I felt terribly guilty that I had committed an outright deception with this particular patient — something that's a true no-no. But on the opposite hand, it was the first night he got a full evening of sleep, to express nothing of all one other patients about the ward as well as the rest of the staff.
When I related this story to Dr. Ted J. Kaptchuk, director in the program in placebo studies at Harvard, he gave a sigh of recognition. “We all have our moments of desperation,” he said. “Usually around midnight.”
Dr. Kaptchuk won't condone deception, but his research bears out that how caregivers present and administer treatments has a powerful influence on clinical outcomes.
Patients, by way of example, who received pain medicine directly from a doctor achieved better pain alleviation than patients who unknowingly received the identical medicine, even at higher doses, automatically in their IVs. The rituals the physician performs — drawing up the medication, visibly injecting it into the IV, discussing expected benefits — not to mention the eye and caring that accompany the presence of an authentic human being — effected all the pain relief as doubling the dose with the medicine.
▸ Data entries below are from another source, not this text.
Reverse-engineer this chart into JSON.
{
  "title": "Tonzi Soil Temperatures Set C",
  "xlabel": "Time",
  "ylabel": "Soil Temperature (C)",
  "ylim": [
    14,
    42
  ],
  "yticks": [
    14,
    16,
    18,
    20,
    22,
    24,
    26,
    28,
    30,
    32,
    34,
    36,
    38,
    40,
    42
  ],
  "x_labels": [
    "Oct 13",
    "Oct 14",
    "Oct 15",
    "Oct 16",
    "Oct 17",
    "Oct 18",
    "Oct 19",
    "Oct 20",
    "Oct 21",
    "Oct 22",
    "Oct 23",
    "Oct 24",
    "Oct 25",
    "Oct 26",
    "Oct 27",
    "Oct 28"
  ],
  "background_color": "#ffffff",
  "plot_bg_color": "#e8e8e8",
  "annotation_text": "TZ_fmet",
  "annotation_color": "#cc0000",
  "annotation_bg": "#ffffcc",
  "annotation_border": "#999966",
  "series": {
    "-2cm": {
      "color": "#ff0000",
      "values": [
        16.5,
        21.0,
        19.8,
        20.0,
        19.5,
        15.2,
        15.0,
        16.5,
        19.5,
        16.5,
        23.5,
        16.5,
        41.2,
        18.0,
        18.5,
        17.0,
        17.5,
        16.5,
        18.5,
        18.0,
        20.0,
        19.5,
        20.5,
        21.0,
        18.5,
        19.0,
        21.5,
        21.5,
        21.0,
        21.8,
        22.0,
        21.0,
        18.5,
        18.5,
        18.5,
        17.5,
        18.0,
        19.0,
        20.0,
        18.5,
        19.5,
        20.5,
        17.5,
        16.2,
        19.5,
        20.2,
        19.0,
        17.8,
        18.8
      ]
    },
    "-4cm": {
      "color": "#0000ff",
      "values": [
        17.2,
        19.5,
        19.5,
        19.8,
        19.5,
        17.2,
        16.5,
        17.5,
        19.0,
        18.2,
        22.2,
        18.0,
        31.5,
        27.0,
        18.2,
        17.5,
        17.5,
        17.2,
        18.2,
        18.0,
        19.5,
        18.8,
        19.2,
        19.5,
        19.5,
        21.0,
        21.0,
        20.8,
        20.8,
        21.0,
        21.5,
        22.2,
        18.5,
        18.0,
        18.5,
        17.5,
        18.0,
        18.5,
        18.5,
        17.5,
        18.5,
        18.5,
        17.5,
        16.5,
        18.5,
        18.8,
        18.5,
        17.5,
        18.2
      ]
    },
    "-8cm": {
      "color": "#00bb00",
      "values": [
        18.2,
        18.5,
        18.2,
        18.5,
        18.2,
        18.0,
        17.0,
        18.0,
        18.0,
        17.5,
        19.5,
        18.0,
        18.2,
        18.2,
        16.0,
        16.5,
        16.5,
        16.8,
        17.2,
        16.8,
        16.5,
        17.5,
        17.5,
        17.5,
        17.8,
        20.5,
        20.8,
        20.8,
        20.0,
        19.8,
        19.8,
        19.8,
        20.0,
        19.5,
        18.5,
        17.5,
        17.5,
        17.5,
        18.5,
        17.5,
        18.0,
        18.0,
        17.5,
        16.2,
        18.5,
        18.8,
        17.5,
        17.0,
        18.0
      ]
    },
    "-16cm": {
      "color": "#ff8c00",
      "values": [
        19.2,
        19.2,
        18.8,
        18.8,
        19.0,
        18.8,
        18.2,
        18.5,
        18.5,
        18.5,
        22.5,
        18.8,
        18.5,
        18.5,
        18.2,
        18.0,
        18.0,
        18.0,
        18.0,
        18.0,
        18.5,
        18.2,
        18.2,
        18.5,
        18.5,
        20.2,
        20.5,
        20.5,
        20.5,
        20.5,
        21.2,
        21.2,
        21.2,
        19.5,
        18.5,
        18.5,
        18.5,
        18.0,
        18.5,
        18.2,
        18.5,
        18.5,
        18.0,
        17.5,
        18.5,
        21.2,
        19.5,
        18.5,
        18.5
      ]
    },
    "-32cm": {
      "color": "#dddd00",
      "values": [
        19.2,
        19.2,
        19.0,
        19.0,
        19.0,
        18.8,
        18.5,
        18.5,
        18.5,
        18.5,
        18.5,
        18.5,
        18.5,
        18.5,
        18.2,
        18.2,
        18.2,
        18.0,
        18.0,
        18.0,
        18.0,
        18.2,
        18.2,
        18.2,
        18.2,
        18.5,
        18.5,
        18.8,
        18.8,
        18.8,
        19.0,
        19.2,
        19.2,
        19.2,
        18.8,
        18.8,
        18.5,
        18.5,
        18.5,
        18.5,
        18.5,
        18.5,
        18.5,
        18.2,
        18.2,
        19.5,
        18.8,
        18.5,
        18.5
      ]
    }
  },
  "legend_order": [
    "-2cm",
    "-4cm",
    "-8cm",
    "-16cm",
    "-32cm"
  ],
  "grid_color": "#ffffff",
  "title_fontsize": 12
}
Placebos had been thought of as psychological mumbo-jumbo more akin to hypnotism than real medicine. The biological breakthrough came in 1978, when researchers established that not only was the placebo effect real, but that it could be reversed by administering naloxone — the chemical that blocks our endorphins, our natural painkillers.
Suddenly there was a plausible pharmacological mechanism for the way placebos work and research within the field flowered. In June, Harvard Medical School and also the Robert Wood Johnson Foundation held a worldwide medical conference devoted entirely to placebo science.
Dr. Kaptchuk describes placebos as not merely the traditional sugar pill, but also “precisely what surrounds a medical treatment”: how caregivers describe the medication, how they administer it, the expectations they have to the medicine, their tone of voice, their strength of eye contact. In short, exactly what doctors and nurses do in the interaction having a patient.
This is not especially surprising. Healers and shamans have known intuitively about the importance of this interaction since the dawn of time. Before there was developed treatments that could significantly impact the pathology of disease — antibiotics, chemotherapy, stents, organ transplants, transfusions — the “everything else” was the mainstay of medical treatment.
Doctors and nurses always feel a lttle bit uneasy in relation to placebos. Somehow it seems wrong, unethical, deceptive. But patients, it turns out, are most often more flexible within their thinking. Studies have shown symptom relief even when patients are told they are getting a placebo; many patients may be amenable to such “open-label” placebos. “If it gets rid from the pain,” a patient once informed me, “I don’t care if it’s a dill pickle!”
The ethics are evolving, though the general consensus is that transparency may be the bottom line. What I did being a young — and desperate — resident wouldn’t pass muster, because I deceived my patient in regards to the medication. But if I’d told him that it was inert saline and if he was amenable to having a go, it might have been an acceptable treatment option. And it still may have helped him, especially if there was been able to possess a detailed and compassionate conversation about his pain.
Dr. Kaptchuk mentions placebo effects as just one from the many things inside the toolkit of medicine. It would not be a substitute for appropriate medical treatment, but it is something that can enhance health care greatly. Wise doctors and nurses already do this. They’ve found, usually simply by personal experience, that their “everything else” — respect, attention, comfort, empathy, touch — often does the lion’s share of medical care, no deception required. Sometimes the prescription is just the afterthought.